Another economic dimension has been the smoke-free legislation. Once smokers had the right to pollute others’ airspace, which many non-smokers found offensive. The realisation that passive smokers could also suffer health damage led to a law change which removed the right for a smoker to infringe the airspace of others. The health damage from passive smoking is quite small compared to that from active smoking, but it provided the political lever to introduce the smoke-free legislation.

Over the years the amount of smoking has decreased. In 2011 the government set a target of only 5 percent of smokers in the population by 2025. That seemed ambitious at the time but it looks as though the target will be attained.

The big difference may be the introduction of vaping which enables the tobacco addict to switch access to a nicotine source which appears to be less harmful, because there is less poison in the inhaling. We cannot be sure how less harmful it is. It took decades to track how much tobacco damaged health and we have insufficient data to be sure of vaping’s long-run effects. (The medical advice is that addicted smokers should switch to vaping, but non-smokers should not take it up.)

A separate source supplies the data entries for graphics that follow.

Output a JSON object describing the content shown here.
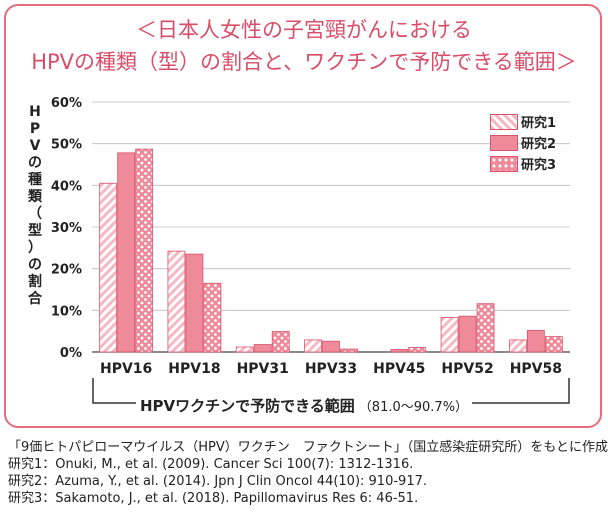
{
  "header": {
    "title_line1": "＜日本人女性の子宮頸がんにおける",
    "title_line2": "HPVの種類（型）の割合と、ワクチンで予防できる範囲＞"
  },
  "colors": {
    "accent": "#e46c7f",
    "bar": "#ef8a9b",
    "bar_dark": "#d9546b"
  },
  "chart_data": {
    "type": "bar",
    "ylabel": "HPVの種類（型）の割合",
    "ylim": [
      0,
      60
    ],
    "yticks": [
      "0%",
      "10%",
      "20%",
      "30%",
      "40%",
      "50%",
      "60%"
    ],
    "ytick_values": [
      0,
      10,
      20,
      30,
      40,
      50,
      60
    ],
    "grid": true,
    "legend_position": "top-right",
    "categories": [
      "HPV16",
      "HPV18",
      "HPV31",
      "HPV33",
      "HPV45",
      "HPV52",
      "HPV58"
    ],
    "series": [
      {
        "name": "研究1",
        "pattern": "diagonal",
        "values": [
          40.5,
          24.2,
          1.2,
          2.9,
          0.0,
          8.3,
          2.9
        ]
      },
      {
        "name": "研究2",
        "pattern": "solid",
        "values": [
          47.8,
          23.5,
          1.8,
          2.6,
          0.6,
          8.6,
          5.2
        ]
      },
      {
        "name": "研究3",
        "pattern": "dots",
        "values": [
          48.7,
          16.5,
          4.9,
          0.7,
          1.1,
          11.6,
          3.7
        ]
      }
    ],
    "annotation": {
      "main": "HPVワクチンで予防できる範囲",
      "sub": "（81.0～90.7%）"
    }
  },
  "footer": {
    "lines": [
      "「9価ヒトパピローマウイルス（HPV）ワクチン　ファクトシート」（国立感染症研究所）をもとに作成",
      "研究1：Onuki, M., et al. (2009). Cancer Sci 100(7): 1312-1316.",
      "研究2：Azuma, Y., et al. (2014).  Jpn J Clin Oncol 44(10): 910-917.",
      "研究3：Sakamoto, J., et al. (2018). Papillomavirus Res 6: 46-51."
    ]
  }
}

The neoliberal’s ideological case is that they object to the state interfering in individual lives, especially when it tries to change behaviour. If people want to smoke, they are entitled to make that decision without state interference. I am not unsympathetic to that general principle, especially if the smokers are paying for their health (and other social) costs and they are not infringing others’ airspace.

The economics discipline is framed by the importance of individual choice. But how addiction fits into the economists’ approach is unclear. Most smokers are addicted to nicotine; many wish they could give up smoking, but they can’t. It is easy to say ‘don’t get addicted’ but it happens with other things we consume. (Kate Shepherd famously remarked that ladies of her time were addicted to cups of tea.)

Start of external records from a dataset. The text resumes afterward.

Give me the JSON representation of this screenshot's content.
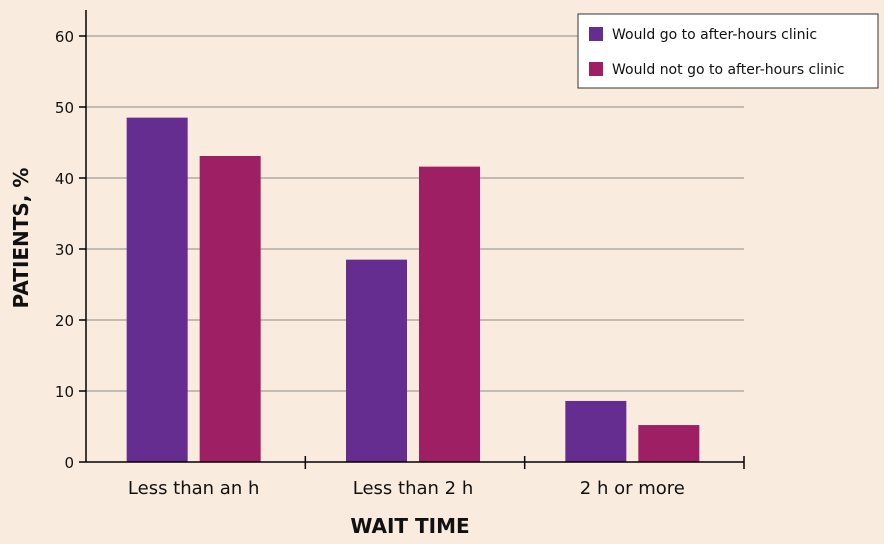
{
  "chart_data": {
    "type": "bar",
    "title": "",
    "xlabel": "WAIT TIME",
    "ylabel": "PATIENTS, %",
    "categories": [
      "Less than an h",
      "Less than 2 h",
      "2 h or more"
    ],
    "series": [
      {
        "name": "Would go to after-hours clinic",
        "color": "#662d91",
        "values": [
          48.5,
          28.5,
          8.6
        ]
      },
      {
        "name": "Would not go to after-hours clinic",
        "color": "#9e1f63",
        "values": [
          43.1,
          41.6,
          5.2
        ]
      }
    ],
    "ylim": [
      0,
      60
    ],
    "yticks": [
      0,
      10,
      20,
      30,
      40,
      50,
      60
    ],
    "grid": true,
    "legend_position": "top-right"
  }
}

The economics approach to personal decision making began before psychology as a science was founded. Behavioural economics draws upon modern psychology, but I have yet to see how it incorporates addiction. (Some of the neoliberal arguments are just plain silly. A famous one was that being unable to give up an addiction was akin to saying you wanted to get married but could not find anyone to marry.)

I am uneasy that the (handful of) tobacco companies profit from getting people addicted to their product despite it being harmful. That position is not based on deep economic theory but on the commonsense of a senior Treasury official. In particular it suggests we should target behaviour which results in addiction.

We are not going to stop teenagers trying out a fag, especially if their elders say ‘don’t’. Daily smoking is already low among teenagers, Hopefully they will completely stop by their early twenties. That should be an aim of public policy.

This approach suggests we should not get too agitated about the (diminishing proportion of) older adult smokers. They are paying for the costs of their health care (although sometimes, say for heart conditions, they will not be treated unless they give up smoking because the treatment is not very effective). They are not polluting our airspace. We may be sorry for them; we should give them as much assistance to give up smoking as we can. But they know the risks.

I expect the previous paragraph will cause outrage among some of my colleagues in the health profession. Theirs is a different ideology committed to saving every life they can. Their view is smokers are killing themselves; they should not. It is an approach I respect – it involves a commitment to preserving life well beyond what the advocates are paid. But we all do risky things, like skydiving and jay walking, aware there are dangers.

Indeed, we may be facing a dispute within the anti-tobacco lobby about what to do once the target of five percent smokers is attained. One side will want to reduce the target further; the other will be more relaxed about adult smokers, focusing the effort on limiting adolescent smoking. Meanwhile the neoliberal lobby, backed by the commercial tobacco interests, seems to be in office and perhaps in power. We may be facing a major political wrangle, but a three-sided one.